Qué tipo de enseñanza es ésta, que mis maestros salgan a marchar a las calles, se metan a oficinas públicas a vandalizar, saquen documentos, muebles y equipo y los quemen como verdaderos incendiarios maestros de Nerón, que van a las carreteras y las bloquean si lo que en el aula enseñan es a respetar los derechos de terceros a transitar, que alguien me explique.
Qué tipo de enseñanza es ésta de que mis maestros me enseñen a privar de la libertad a un individuo, lo torturen, lo hagan caminar pisando el asfalto caliente, mientras ellos van con sus tenis y rostros tapados, cuando en el salón me enseñan a respetar la dignidad y los derechos de las personas, que alguien me explique.
Miren maestros, por más papeles que quemen, eso no va a parar la reforma educativa, por más que bloqueen la autopista, eso no va a detener que los despidan y les descuenten las horas que en lugar de ocupar para enseñar matemáticas o historia a los niños las ocupan para vandalizar.
No maestros, no, si quieren echar abajo la reforma educativa, o sus despidos ¿saben cómo?, les voy a enseñar, imponiendo razones, no violencia, argumentos jurídicos, no salvajismo, convenciendo a la sociedad de sus razones, pero no dañándola; si de veras tienen la razón la sociedad los apoyará, si no, les exigirá que cumplan con su trabajo, creo que están errando la estrategia.

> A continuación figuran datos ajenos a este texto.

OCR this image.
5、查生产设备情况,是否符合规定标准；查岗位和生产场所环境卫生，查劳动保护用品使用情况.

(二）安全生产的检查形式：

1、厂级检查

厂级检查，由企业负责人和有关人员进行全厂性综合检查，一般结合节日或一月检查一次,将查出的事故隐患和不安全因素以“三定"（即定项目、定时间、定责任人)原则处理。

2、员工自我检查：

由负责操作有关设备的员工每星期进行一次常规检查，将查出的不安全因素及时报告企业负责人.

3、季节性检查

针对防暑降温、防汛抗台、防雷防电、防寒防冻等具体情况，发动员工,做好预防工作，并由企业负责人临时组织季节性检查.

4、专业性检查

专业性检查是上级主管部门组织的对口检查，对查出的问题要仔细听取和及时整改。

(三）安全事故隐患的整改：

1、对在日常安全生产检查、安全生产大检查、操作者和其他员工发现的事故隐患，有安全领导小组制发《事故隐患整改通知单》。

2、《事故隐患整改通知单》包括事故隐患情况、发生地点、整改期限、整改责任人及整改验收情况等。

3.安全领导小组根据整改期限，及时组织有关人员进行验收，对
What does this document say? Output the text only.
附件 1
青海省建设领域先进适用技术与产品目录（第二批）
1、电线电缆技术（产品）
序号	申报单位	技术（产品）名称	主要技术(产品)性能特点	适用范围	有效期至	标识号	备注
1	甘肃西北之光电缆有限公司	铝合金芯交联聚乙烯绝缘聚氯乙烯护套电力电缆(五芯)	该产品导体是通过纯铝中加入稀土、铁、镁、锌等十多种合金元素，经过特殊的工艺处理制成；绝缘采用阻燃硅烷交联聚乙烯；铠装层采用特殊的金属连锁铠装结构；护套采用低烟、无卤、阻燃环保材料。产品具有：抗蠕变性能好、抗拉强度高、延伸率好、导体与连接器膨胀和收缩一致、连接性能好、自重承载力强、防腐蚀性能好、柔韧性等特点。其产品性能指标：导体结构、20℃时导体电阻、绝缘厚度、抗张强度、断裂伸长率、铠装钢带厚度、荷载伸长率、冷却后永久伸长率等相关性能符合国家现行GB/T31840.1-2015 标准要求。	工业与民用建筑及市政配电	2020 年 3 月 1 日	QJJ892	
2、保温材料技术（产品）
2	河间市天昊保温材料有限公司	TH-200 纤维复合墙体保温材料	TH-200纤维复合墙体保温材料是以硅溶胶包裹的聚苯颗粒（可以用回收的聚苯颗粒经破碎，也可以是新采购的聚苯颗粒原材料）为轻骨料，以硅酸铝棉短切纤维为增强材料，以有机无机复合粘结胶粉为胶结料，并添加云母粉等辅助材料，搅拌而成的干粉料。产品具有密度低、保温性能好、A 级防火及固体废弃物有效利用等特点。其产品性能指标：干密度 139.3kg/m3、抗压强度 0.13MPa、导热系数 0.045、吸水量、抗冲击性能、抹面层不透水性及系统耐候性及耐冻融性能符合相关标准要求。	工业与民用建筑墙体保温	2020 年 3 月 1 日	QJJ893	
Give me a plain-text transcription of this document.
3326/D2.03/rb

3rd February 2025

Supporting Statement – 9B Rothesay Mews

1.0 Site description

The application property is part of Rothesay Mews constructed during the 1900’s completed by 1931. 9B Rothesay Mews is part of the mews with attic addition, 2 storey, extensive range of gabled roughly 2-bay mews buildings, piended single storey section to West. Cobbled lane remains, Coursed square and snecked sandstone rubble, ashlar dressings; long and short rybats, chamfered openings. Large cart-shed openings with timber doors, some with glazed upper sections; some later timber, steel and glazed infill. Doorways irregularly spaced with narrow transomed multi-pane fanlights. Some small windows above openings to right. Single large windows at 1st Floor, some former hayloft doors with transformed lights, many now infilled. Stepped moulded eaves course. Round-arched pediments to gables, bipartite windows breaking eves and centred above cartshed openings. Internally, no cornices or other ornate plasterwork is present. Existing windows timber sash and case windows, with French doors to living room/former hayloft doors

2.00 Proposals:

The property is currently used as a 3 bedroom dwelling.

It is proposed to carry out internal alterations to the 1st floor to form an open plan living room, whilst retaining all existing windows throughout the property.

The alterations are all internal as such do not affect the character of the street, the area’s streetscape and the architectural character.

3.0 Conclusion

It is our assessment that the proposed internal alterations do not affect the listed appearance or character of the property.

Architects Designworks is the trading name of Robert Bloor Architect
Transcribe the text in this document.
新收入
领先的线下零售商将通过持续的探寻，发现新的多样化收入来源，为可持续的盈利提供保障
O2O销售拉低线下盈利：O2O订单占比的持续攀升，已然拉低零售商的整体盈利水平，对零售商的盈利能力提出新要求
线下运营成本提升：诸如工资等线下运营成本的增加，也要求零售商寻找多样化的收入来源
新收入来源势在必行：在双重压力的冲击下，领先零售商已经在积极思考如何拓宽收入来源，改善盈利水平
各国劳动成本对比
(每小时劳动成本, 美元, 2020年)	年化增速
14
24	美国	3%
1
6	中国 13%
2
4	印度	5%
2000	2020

Algo anda mal, no soy ferviente defensor de la reforma educativa, pero tampoco de los métodos de dizque lucha del magisterio disidente guerrerense, tan mal una cosa como la otra, pésima enseñanza para todos los niños y jóvenes guerrerenses de primaria y secundaria, que no es otra cosa más que enseñarles a seguir empujando al vacío a nuestro estado.
Vuela vuela palomita y ve y dile: A todos los americanistas, que ni crean que se les va hacer, que allá en Monterrey con Mohamed, en lugar de cabrito, güilotita vamos a comer.